The factors that increase the risk of a heroin overdose are:

  • The unknown purity of the drug. Ironically, many heroin overdoses are due to increases in the quality of the drug sold on the street.
  • Injecting heroin intravenously, because the drug reaches the brain more rapidly than other methods of taking the drug, and because the dose is taken all at once.
  • Combining heroin with other sedating drugs such as alcohol, benzodiazepines, and methadone.

Effects of Heroin Overdose

A heroin overdose, even if not deadly, can have long-term physical and mental effects. If the brain is deprived of oxygen for any length of time, brain damage can occur. Chronic pulmonary or heart complications may also develop. Liver disease and viruses or infection can take up permanent residence in the blood or organs. Other drugs in combination with heroin can also bring about long-term psychosis and create fundamental changes in brain function that are irreversible.

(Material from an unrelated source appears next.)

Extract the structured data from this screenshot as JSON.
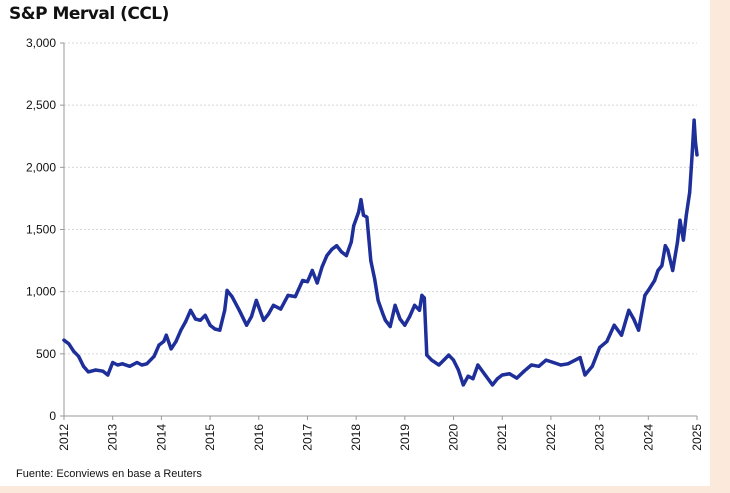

Symptoms of Heroin Overdose

  • Nervous system
    • Coma
    • Delirium
    • Disorientation
    • Drowsiness
    • Muscle spasticity
  • Airways and lungs
    • Shallow breathing
    • Slow and difficult breathing
  • Heart and blood
    • Low blood pressure
    • Weak pulse
  • Eyes, ears, nose, and throat
    • Dry mouth
    • Extremely small pupils, sometimes as small as the head of a pin ("pinpoint pupils")
    • Tongue discoloration
  • Skin
    • Bluish-colored fingernails and lips
    • Stomach and intestines
    • Constipation
    • Spasms of the stomach and intestinal tract

Prevent Heroin Overdose

One of the greatest risks of being a heroin addict is death from heroin overdose. Each year about one percent of all heroin addicts in the United States die from heroin overdose despite having developed huge tolerances to the effects of the drug. If you are using heroin, don't let yourself become a statistic and get help immediately.